No obstante, ninguna consecuencia exhibió para tal falencia, en caso de que ella en realidad hubiese ocurrido, porque como más adelante se explica en detalle la decisión del Tribunal se soportó en otras pruebas válidamente practicadas y aportadas en juicio. No desconoce la Corte que el ad quem mencionó dicha misión, pero ello lo hizo al resolver lo atinente a la nulidad pedida en la alzada, no así fue soporte de los capítulos siguientes sobre tipicidad del hecho y la responsabilidad.

De otra parte, admitió que el togado advirtió la supuesta invalidez del registro de llamadas pero no reclamó su invalidez y que no pidió el audio de las grabaciones telefónicas para realizar los cotejos correspondientes. Sin embargo, resulta abiertamente desacertado que la nueva defensora intente reclamar nulidad por actuaciones que en su criterio fueron equívocas o por aquellas que a su juicio debieron realizarse.

No se acompasa con un cargo en casación por violación de defensa técnica, que el nuevo apoderado intente desdeñar la labor de sus antecesores simplemente por encontrarse en desacuerdo con su actuar o, aún sin estarlo, intentar acaudillar sus planteamientos oponiendo sus ideas o posturas con tal de sacar avante su pretensión. En relación con los testimonios que dice le fueron inadmitidos al abogado anterior, la demandante se limitó a señalar lo que en su sentir con ellos se habría podido demostrar, pero no exhibe cómo sus reales atestaciones -no las ficticias e irreales presentidas por ella-, podrían haber modificado el sentido del fallo condenatorio.
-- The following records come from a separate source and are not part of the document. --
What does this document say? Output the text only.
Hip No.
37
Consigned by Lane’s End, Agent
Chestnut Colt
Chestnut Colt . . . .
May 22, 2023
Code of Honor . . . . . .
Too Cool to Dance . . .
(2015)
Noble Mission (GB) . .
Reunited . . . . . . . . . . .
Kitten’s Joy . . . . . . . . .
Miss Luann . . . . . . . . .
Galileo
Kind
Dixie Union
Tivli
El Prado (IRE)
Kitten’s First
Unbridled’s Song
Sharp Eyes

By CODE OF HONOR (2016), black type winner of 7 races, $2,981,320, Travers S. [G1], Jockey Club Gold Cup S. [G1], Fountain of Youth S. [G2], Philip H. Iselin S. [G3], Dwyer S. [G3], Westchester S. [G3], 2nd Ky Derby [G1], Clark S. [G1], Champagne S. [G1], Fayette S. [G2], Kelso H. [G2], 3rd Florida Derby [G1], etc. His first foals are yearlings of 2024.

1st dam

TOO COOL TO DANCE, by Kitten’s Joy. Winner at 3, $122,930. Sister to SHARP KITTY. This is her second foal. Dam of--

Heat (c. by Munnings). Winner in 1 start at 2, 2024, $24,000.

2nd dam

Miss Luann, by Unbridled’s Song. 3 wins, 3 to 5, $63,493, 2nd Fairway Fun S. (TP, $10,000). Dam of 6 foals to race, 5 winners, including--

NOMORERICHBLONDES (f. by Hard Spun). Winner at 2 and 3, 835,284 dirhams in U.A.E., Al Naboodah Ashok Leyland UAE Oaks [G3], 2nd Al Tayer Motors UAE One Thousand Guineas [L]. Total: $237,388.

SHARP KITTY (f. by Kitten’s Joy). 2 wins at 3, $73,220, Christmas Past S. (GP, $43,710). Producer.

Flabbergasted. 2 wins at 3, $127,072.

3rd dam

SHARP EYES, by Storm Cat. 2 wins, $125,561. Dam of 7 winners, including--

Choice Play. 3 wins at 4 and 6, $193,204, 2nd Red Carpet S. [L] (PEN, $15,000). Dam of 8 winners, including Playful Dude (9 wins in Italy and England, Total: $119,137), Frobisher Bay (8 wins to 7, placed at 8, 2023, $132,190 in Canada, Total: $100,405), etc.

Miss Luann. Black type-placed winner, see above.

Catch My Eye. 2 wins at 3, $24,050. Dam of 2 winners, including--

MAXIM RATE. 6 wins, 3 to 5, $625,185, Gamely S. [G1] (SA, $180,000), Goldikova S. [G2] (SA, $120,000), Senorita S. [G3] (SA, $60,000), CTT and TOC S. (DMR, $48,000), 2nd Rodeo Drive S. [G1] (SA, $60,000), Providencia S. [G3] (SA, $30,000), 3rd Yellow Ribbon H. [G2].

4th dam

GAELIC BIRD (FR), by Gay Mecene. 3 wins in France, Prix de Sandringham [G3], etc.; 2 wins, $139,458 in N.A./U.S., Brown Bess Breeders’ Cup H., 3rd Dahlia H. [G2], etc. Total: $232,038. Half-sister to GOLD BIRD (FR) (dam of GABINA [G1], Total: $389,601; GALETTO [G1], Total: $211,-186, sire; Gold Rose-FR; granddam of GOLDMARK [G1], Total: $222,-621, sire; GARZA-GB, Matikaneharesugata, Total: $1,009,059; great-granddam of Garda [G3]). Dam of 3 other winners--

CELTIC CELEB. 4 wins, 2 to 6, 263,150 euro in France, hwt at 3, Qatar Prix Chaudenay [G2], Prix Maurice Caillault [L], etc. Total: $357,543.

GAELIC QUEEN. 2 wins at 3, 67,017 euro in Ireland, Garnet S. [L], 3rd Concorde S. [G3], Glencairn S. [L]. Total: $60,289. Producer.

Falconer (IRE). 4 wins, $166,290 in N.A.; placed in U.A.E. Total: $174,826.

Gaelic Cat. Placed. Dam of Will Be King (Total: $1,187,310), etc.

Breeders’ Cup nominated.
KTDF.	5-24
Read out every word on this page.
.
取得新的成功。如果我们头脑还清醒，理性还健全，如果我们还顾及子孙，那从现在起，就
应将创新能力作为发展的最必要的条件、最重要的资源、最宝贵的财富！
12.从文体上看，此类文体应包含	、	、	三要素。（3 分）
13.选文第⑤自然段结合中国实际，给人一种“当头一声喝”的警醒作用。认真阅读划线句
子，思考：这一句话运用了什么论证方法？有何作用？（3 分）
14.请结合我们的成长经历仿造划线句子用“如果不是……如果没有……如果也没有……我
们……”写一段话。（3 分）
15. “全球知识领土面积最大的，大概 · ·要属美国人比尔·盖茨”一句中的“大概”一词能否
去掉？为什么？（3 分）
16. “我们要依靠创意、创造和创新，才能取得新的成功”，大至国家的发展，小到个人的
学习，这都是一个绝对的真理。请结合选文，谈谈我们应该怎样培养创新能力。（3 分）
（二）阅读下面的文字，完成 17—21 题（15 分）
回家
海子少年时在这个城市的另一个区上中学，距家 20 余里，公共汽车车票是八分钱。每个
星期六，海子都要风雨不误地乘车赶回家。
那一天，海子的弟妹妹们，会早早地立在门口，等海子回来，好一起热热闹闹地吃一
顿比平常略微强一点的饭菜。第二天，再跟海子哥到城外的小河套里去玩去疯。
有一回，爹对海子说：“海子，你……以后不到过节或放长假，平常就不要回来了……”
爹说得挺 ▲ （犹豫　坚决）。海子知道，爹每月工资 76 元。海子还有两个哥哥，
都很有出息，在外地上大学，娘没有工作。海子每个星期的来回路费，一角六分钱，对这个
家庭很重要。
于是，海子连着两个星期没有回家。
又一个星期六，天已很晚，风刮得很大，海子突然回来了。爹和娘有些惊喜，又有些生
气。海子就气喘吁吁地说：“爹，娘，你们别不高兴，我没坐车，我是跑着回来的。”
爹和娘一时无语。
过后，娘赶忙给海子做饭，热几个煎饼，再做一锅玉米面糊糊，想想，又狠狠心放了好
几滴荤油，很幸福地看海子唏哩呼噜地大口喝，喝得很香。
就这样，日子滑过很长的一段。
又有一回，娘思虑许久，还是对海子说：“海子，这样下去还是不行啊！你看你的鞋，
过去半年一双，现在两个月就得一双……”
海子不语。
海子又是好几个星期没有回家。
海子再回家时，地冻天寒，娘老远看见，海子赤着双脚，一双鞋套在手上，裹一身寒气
En relación con la supuesta impericia en los interrogatorios e interrogatorios, olvidó detallar respecto de qué testigos tuvo lugar, en qué radicó esa deficiencia y cuáles fueron las consecuencias de la misma. Tampoco enumeró los presuntos documentos impertinentes e inconducentes que pidió el profesional y menos dijo cómo ello acusó alguna lesión a su representado, máxime cuando –según aclaró en el libelo- el juez no los admitió. Echó de menos que el togado no haya presentado su teoría del caso, pero no mencionó cuál debió ser tal postura y olvidó que por disposición legal la facultad de la defensa para hacer uso de esa posibilidad es potestativa, no impositiva, sin que ello se oponga a los derechos del acusado, como bien lo reconoció la Corte Constitucional en la sentencia C-069 de 2009 al declarar la constitucionalidad de la expresión “si lo desea, podrá hacer”, del artículo 371 de la Ley 906 de 2004.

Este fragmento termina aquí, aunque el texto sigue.